SpectraDisc, a spin-off from Spectra Science, a Providence, Rhode Island developer of laser technologies, is working on a special material to coat DVD discs, which start to self-destruct from the first moment of play. The coating is only around half a micron thick, around 1/200th of the thickness of a human hair. The thickness of the coating determines how long the disc lasts. The time limit can range from minutes to three days.

Spectra Science won't say exactly how its technology works, just that the chemical reaction is similar to how litmus paper works. Once the disc is put in the player and is hit by the DVD laser, it starts a process that eventually turns the disc blue, and blocks the DVD player's ability to read the disc.

Like Divx, it will be aimed at the renter market for people who want to simply rent and not worry about returning the disc. But SpectraDisc thinks it will avoid the disaster that was Divx.

"We think it gets around what killed Divx," said Nabil Lawandy, Specra Science's CEO. "There's no phone line, no credit card transaction, no special player needed, and no Big Brother element to it."

Digital Video Express, the joint effort between Circuit City and a Los Angeles entertainment law firm, launched the Divx format in September 1998 to almost universal criticism. Divx discs required a separate player that cost around $100 more than DVD players and needed a phone line hook-up, two facets that home theater enthusiasts hated.

Additional viewing of Divx discs could be purchased with a credit card, an element DVD owners abhored since it meant Circuit City would know an individual's viewing habits.

Lawandy estimates that time-limited DVD movies will sell $2.50 to $3 for two days of unlimited viewing.

A person can't buy more time, but at least SpectraDisc-coated discs will work with all existing DVD players, Lawandy said. "We think e-commerce will drive it because it's one-way. So long as it doesn't have to come back there's lots of ways to get it to you."

The discs could even be distributed in a paper sleeve similar to the way America Online sends out its membership discs, he said.

Lawandy said the discs will be offered in places like drug stores or Wal-Mart cash registers for impulse buys, but video rental chains may shy away since the discs don't allow the chance to charge late fees. Pizza parlors might even deliver movies along with the pies, Lawandy said.

"It's not the rental market that matters. The studios matter," said Lawandy. "If they feel that by proper timing this opens addition revenue, then they'll do it."

Spectra Science is pitching movie studios and DVD authoring houses. If Disney or another major studio gets behind the company, the time-limited discs could be available in six to nine months, according to Lawandy. If Spectra Science continues to go it alone, it will take up to 12 months to get a product out.

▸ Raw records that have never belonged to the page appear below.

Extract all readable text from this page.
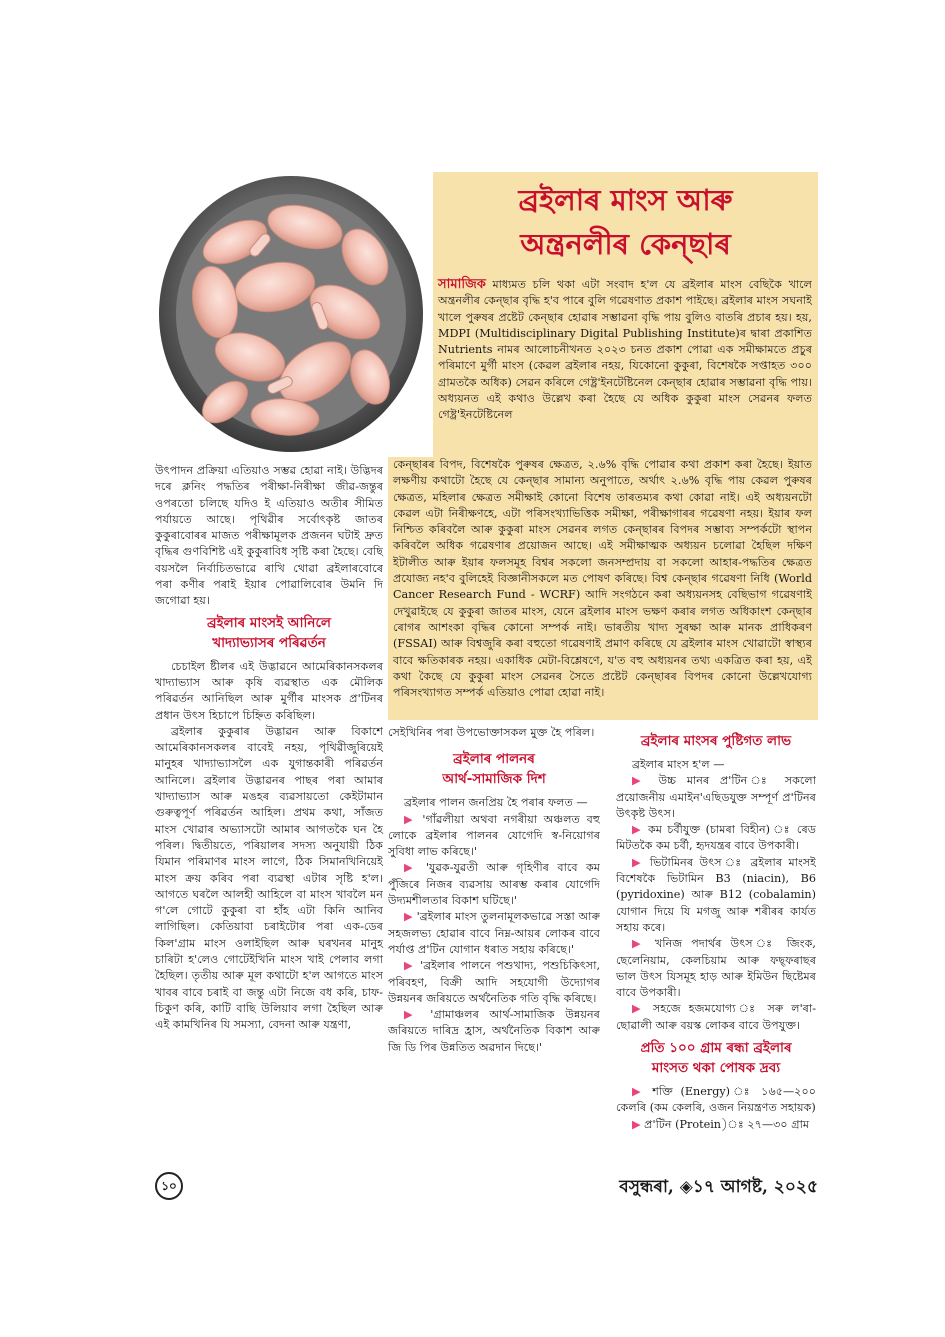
ব্ৰইলাৰ মাংস আৰু
অন্ত্ৰনলীৰ কেন্‌ছাৰ
সামাজিক মাধ্যমত চলি থকা এটা সংবাদ হ'ল যে ব্ৰইলাৰ মাংস বেছিকৈ খালে অন্ত্ৰনলীৰ কেন্‌ছাৰ বৃদ্ধি হ'ব পাৰে বুলি গৱেষণাত প্ৰকাশ পাইছে। ব্ৰইলাৰ মাংস সঘনাই খালে পুৰুষৰ প্ৰষ্টেট কেন্‌ছাৰ হোৱাৰ সম্ভাৱনা বৃদ্ধি পায় বুলিও বাতৰি প্ৰচাৰ হয়। হয়, MDPI (Multidisciplinary Digital Publishing Institute)ৰ দ্বাৰা প্ৰকাশিত Nutrients নামৰ আলোচনীখনত ২০২৩ চনত প্ৰকাশ পোৱা এক সমীক্ষামতে প্ৰচুৰ পৰিমাণে মুৰ্গী মাংস (কেৱল ব্ৰইলাৰ নহয়, যিকোনো কুকুৰা, বিশেষকৈ সপ্তাহত ৩০০ গ্ৰামতকৈ অধিক) সেৱন কৰিলে গেষ্ট্ৰ'ইনটেষ্টিনেল কেন্‌ছাৰ হোৱাৰ সম্ভাৱনা বৃদ্ধি পায়। অধ্যয়নত এই কথাও উল্লেখ কৰা হৈছে যে অধিক কুকুৰা মাংস সেৱনৰ ফলত গেষ্ট্ৰ'ইনটেষ্টিনেল
কেন্‌ছাৰৰ বিপদ, বিশেষকৈ পুৰুষৰ ক্ষেত্ৰত, ২.৬% বৃদ্ধি পোৱাৰ কথা প্ৰকাশ কৰা হৈছে। ইয়াত লক্ষণীয় কথাটো হৈছে যে কেন্‌ছাৰ সামান্য অনুপাতে, অৰ্থাৎ ২.৬% বৃদ্ধি পায় কেৱল পুৰুষৰ ক্ষেত্ৰত, মহিলাৰ ক্ষেত্ৰত সমীক্ষাই কোনো বিশেষ তাৰতম্যৰ কথা কোৱা নাই। এই অধ্যয়নটো কেৱল এটা নিৰীক্ষণহে, এটা পৰিসংখ্যাভিত্তিক সমীক্ষা, পৰীক্ষাগাৰৰ গৱেষণা নহয়। ইয়াৰ ফল নিশ্চিত কৰিবলৈ আৰু কুকুৰা মাংস সেৱনৰ লগত কেন্‌ছাৰৰ বিপদৰ সম্ভাব্য সম্পৰ্কটো স্থাপন কৰিবলৈ অধিক গৱেষণাৰ প্ৰয়োজন আছে। এই সমীক্ষাত্মক অধ্যয়ন চলোৱা হৈছিল দক্ষিণ ইটালীত আৰু ইয়াৰ ফলসমূহ বিশ্বৰ সকলো জনসম্প্ৰদায় বা সকলো আহাৰ-পদ্ধতিৰ ক্ষেত্ৰত প্ৰযোজ্য নহ'ব বুলিহেই বিজ্ঞানীসকলে মত পোষণ কৰিছে। বিশ্ব কেন্‌ছাৰ গৱেষণা নিধি (World Cancer Research Fund - WCRF) আদি সংগঠনে কৰা অধ্যয়নসহ বেছিভাগ গৱেষণাই দেখুৱাইছে যে কুকুৰা জাতৰ মাংস, যেনে ব্ৰইলাৰ মাংস ভক্ষণ কৰাৰ লগত অধিকাংশ কেন্‌ছাৰ ৰোগৰ আশংকা বৃদ্ধিৰ কোনো সম্পৰ্ক নাই। ভাৰতীয় খাদ্য সুৰক্ষা আৰু মানক প্ৰাধিকৰণ (FSSAI) আৰু বিশ্বজুৰি কৰা বহুতো গৱেষণাই প্ৰমাণ কৰিছে যে ব্ৰইলাৰ মাংস খোৱাটো স্বাস্থ্যৰ বাবে ক্ষতিকাৰক নহয়। একাধিক মেটা-বিশ্লেষণে, য'ত বহু অধ্যয়নৰ তথ্য একত্ৰিত কৰা হয়, এই কথা কৈছে যে কুকুৰা মাংস সেৱনৰ সৈতে প্ৰষ্টেট কেন্‌ছাৰৰ বিপদৰ কোনো উল্লেখযোগ্য পৰিসংখ্যাগত সম্পৰ্ক এতিয়াও পোৱা হোৱা নাই।

উৎপাদন প্ৰক্ৰিয়া এতিয়াও সম্ভৱ হোৱা নাই। উদ্ভিদৰ দৰে ক্লনিং পদ্ধতিৰ পৰীক্ষা-নিৰীক্ষা জীৱ-জন্তুৰ ওপৰতো চলিছে যদিও ই এতিয়াও অতীৰ সীমিত পৰ্যায়তে আছে। পৃথিৱীৰ সৰ্বোৎকৃষ্ট জাতৰ কুকুৰাবোৰৰ মাজত পৰীক্ষামূলক প্ৰজনন ঘটাই দ্ৰুত বৃদ্ধিৰ গুণবিশিষ্ট এই কুকুৰাবিধ সৃষ্টি কৰা হৈছে। বেছি বয়সলৈ নিৰ্বাচিতভাৱে ৰাখি থোৱা ব্ৰইলাৰবোৰে পৰা কণীৰ পৰাই ইয়াৰ পোৱালিবোৰ উমনি দি জগোৱা হয়।

ব্ৰইলাৰ মাংসই আনিলে
খাদ্যাভ্যাসৰ পৰিৱৰ্তন

চেচাইল ষ্টীলৰ এই উদ্ভাৱনে আমেৰিকানসকলৰ খাদ্যাভ্যাস আৰু কৃষি ব্যৱস্থাত এক মৌলিক পৰিৱৰ্তন আনিছিল আৰু মুৰ্গীৰ মাংসক প্ৰ'টিনৰ প্ৰধান উৎস হিচাপে চিহ্নিত কৰিছিল।

ব্ৰইলাৰ কুকুৰাৰ উদ্ভাৱন আৰু বিকাশে আমেৰিকানসকলৰ বাবেই নহয়, পৃথিৱীজুৰিয়েই মানুহৰ খাদ্যাভ্যাসলৈ এক যুগান্তকাৰী পৰিৱৰ্তন আনিলে। ব্ৰইলাৰ উদ্ভাৱনৰ পাছৰ পৰা আমাৰ খাদ্যাভ্যাস আৰু মঙহৰ ব্যৱসায়তো কেইটামান গুৰুত্বপূৰ্ণ পৰিৱৰ্তন আহিল। প্ৰথম কথা, সাঁজত মাংস খোৱাৰ অভ্যাসটো আমাৰ আগতকৈ ঘন হৈ পৰিল। দ্বিতীয়তে, পৰিয়ালৰ সদস্য অনুযায়ী ঠিক যিমান পৰিমাণৰ মাংস লাগে, ঠিক সিমানখিনিয়েই মাংস ক্ৰয় কৰিব পৰা ব্যৱস্থা এটাৰ সৃষ্টি হ'ল। আগতে ঘৰলৈ আলহী আহিলে বা মাংস খাবলৈ মন গ'লে গোটে কুকুৰা বা হাঁহ এটা কিনি আনিব লাগিছিল। কেতিয়াবা চৰাইটোৰ পৰা এক-ডেৰ কিল'গ্ৰাম মাংস ওলাইছিল আৰু ঘৰখনৰ মানুহ চাৰিটা হ'লেও গোটেইখিনি মাংস খাই পেলাব লগা হৈছিল। তৃতীয় আৰু মূল কথাটো হ'ল আগতে মাংস খাবৰ বাবে চৰাই বা জন্তু এটা নিজে বধ কৰি, চাফ-চিকুণ কৰি, কাটি বাছি উলিয়াব লগা হৈছিল আৰু এই কামখিনিৰ যি সমস্যা, বেদনা আৰু যন্ত্ৰণা,

সেইখিনিৰ পৰা উপভোক্তাসকল মুক্ত হৈ পৰিল।

ব্ৰইলাৰ পালনৰ
আৰ্থ-সামাজিক দিশ

ব্ৰইলাৰ পালন জনপ্ৰিয় হৈ পৰাৰ ফলত —

▶ 'গাঁৱলীয়া অথবা নগৰীয়া অঞ্চলত বহু লোকে ব্ৰইলাৰ পালনৰ যোগেদি স্ব-নিয়োগৰ সুবিধা লাভ কৰিছে।'

▶ 'যুৱক-যুৱতী আৰু গৃহিণীৰ বাবে কম পুঁজিৰে নিজৰ ব্যৱসায় আৰম্ভ কৰাৰ যোগেদি উদ্যমশীলতাৰ বিকাশ ঘটিছে।'

▶ 'ব্ৰইলাৰ মাংস তুলনামূলকভাৱে সস্তা আৰু সহজলভ্য হোৱাৰ বাবে নিম্ন-আয়ৰ লোকৰ বাবে পৰ্যাপ্ত প্ৰ'টিন যোগান ধৰাত সহায় কৰিছে।'

▶ 'ব্ৰইলাৰ পালনে পশুখাদ্য, পশুচিকিৎসা, পৰিবহণ, বিক্ৰী আদি সহযোগী উদ্যোগৰ উন্নয়নৰ জৰিয়তে অৰ্থনৈতিক গতি বৃদ্ধি কৰিছে।

▶ 'গ্ৰামাঞ্চলৰ আৰ্থ-সামাজিক উন্নয়নৰ জৰিয়তে দাৰিদ্ৰ হ্ৰাস, অৰ্থনৈতিক বিকাশ আৰু জি ডি পিৰ উন্নতিত অৱদান দিছে।'

ব্ৰইলাৰ মাংসৰ পুষ্টিগত লাভ

ব্ৰইলাৰ মাংস হ'ল —

▶ উচ্চ মানৰ প্ৰ'টিন ঃ সকলো প্ৰয়োজনীয় এমাইন'এছিডযুক্ত সম্পূৰ্ণ প্ৰ'টিনৰ উৎকৃষ্ট উৎস।

▶ কম চৰ্বীযুক্ত (চামৰা বিহীন) ঃ ৰেড মিটতকৈ কম চৰ্বী, হৃদযন্ত্ৰৰ বাবে উপকাৰী।

▶ ভিটামিনৰ উৎস ঃ ব্ৰইলাৰ মাংসই বিশেষকৈ ভিটামিন B3 (niacin), B6 (pyridoxine) আৰু B12 (cobalamin) যোগান দিয়ে যি মগজু আৰু শৰীৰৰ কাৰ্যত সহায় কৰে।

▶ খনিজ পদাৰ্থৰ উৎস ঃ জিংক, ছেলেনিয়াম, কেলচিয়াম আৰু ফছ্‌ফৰাছৰ ভাল উৎস যিসমূহ হাড় আৰু ইমিউন ছিষ্টেমৰ বাবে উপকাৰী।

▶ সহজে হজমযোগ্য ঃ সৰু ল'ৰা-ছোৱালী আৰু বয়স্ক লোকৰ বাবে উপযুক্ত।

প্ৰতি ১০০ গ্ৰাম ৰন্ধা ব্ৰইলাৰ
মাংসত থকা পোষক দ্ৰব্য

▶ শক্তি (Energy) ঃ ১৬৫—২০০ কেলৰি (কম কেলৰি, ওজন নিয়ন্ত্ৰণত সহায়ক)

▶ প্ৰ'টিন (Protein)ঃ ২৭—৩০ গ্ৰাম

১০	বসুন্ধৰা, ◈১৭ আগষ্ট, ২০২৫
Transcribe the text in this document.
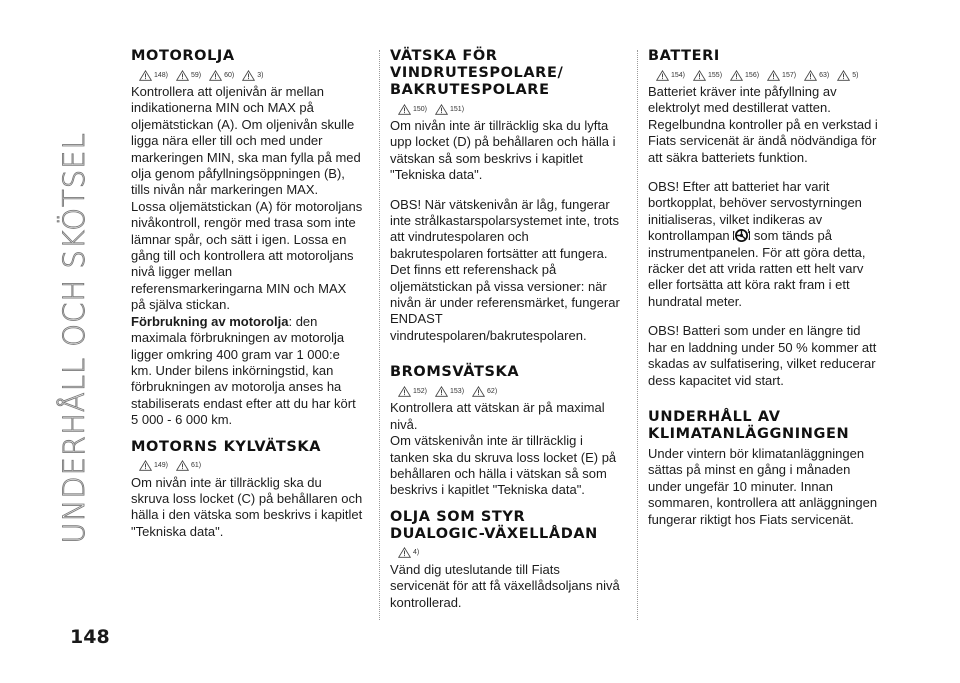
UNDERHÅLL OCH SKÖTSEL
148
MOTOROLJA
148)	59)	60)	3)

Kontrollera att oljenivån är mellan indikationerna MIN och MAX på oljemätstickan (A). Om oljenivån skulle ligga nära eller till och med under markeringen MIN, ska man fylla på med olja genom påfyllningsöppningen (B), tills nivån når markeringen MAX.

Lossa oljemätstickan (A) för motoroljans nivåkontroll, rengör med trasa som inte lämnar spår, och sätt i igen. Lossa en gång till och kontrollera att motoroljans nivå ligger mellan referensmarkeringarna MIN och MAX på själva stickan.

Förbrukning av motorolja: den maximala förbrukningen av motorolja ligger omkring 400 gram var 1 000:e km. Under bilens inkörningstid, kan förbrukningen av motorolja anses ha stabiliserats endast efter att du har kört 5 000 - 6 000 km.

MOTORNS KYLVÄTSKA
149)	61)

Om nivån inte är tillräcklig ska du skruva loss locket (C) på behållaren och hälla i den vätska som beskrivs i kapitlet "Tekniska data".

VÄTSKA FÖR
VINDRUTESPOLARE/
BAKRUTESPOLARE
150)	151)

Om nivån inte är tillräcklig ska du lyfta upp locket (D) på behållaren och hälla i vätskan så som beskrivs i kapitlet "Tekniska data".

OBS! När vätskenivån är låg, fungerar inte strålkastarspolarsystemet inte, trots att vindrutespolaren och bakrutespolaren fortsätter att fungera. Det finns ett referenshack på oljemätstickan på vissa versioner: när nivån är under referensmärket, fungerar ENDAST vindrutespolaren/bakrutespolaren.

BROMSVÄTSKA
152)	153)	62)

Kontrollera att vätskan är på maximal nivå.

Om vätskenivån inte är tillräcklig i tanken ska du skruva loss locket (E) på behållaren och hälla i vätskan så som beskrivs i kapitlet "Tekniska data".

OLJA SOM STYR
DUALOGIC-VÄXELLÅDAN
4)

Vänd dig uteslutande till Fiats servicenät för att få växellådsoljans nivå kontrollerad.

BATTERI
154)	155)	156)	157)	63)	5)

Batteriet kräver inte påfyllning av elektrolyt med destillerat vatten. Regelbundna kontroller på en verkstad i Fiats servicenät är ändå nödvändiga för att säkra batteriets funktion.

OBS! Efter att batteriet har varit bortkopplat, behöver servostyrningen initialiseras, vilket indikeras av kontrollampan	! som tänds på instrumentpanelen. För att göra detta, räcker det att vrida ratten ett helt varv eller fortsätta att köra rakt fram i ett hundratal meter.

OBS! Batteri som under en längre tid har en laddning under 50 % kommer att skadas av sulfatisering, vilket reducerar dess kapacitet vid start.

UNDERHÅLL AV
KLIMATANLÄGGNINGEN

Under vintern bör klimatanläggningen sättas på minst en gång i månaden under ungefär 10 minuter. Innan sommaren, kontrollera att anläggningen fungerar riktigt hos Fiats servicenät.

Lawandy said the coating technology could be applied to other optical discs. For example, music CDs are made from the same material but use a different laser wavelength, so adjusting the coating would be possible. Other possibilities for the coating are the Sony discs and CD-ROMs.

Good luck, says the webmaster of a popular DVD site.

"In light of Divx, I wonder how people will react to it," said Bill Hunt, who runs The Digital Bits, a site that was highly critical of Divx. "The studios will want it, but I think the public sent a message with Divx that they don't want to be limited like that. People don't like their access to media being controlled."

The founder of a DVD rental site is also skeptical, and not too thrilled at the idea of throwaway discs being proposed again.

"It's an environmental disaster to make all these plastic discs that degrade with all these chemicals," said Reed Hastings, CEO and chairman of Netflix.com, based in San Jose, California. "It's throwing an awful lot of technology at a problem."

NetFlix has to spend 33 cents for every disc to be returned, but Hastings thinks the extra cost of the coating might make it uneconomical. "It is nice to not return things, but you have to ask why didn't Divx work," he said. Divx discs rented for $4.49, and he doubts the new format could support $3 rentals. If studios support it and consumers want it, he said NetFlix will carry it.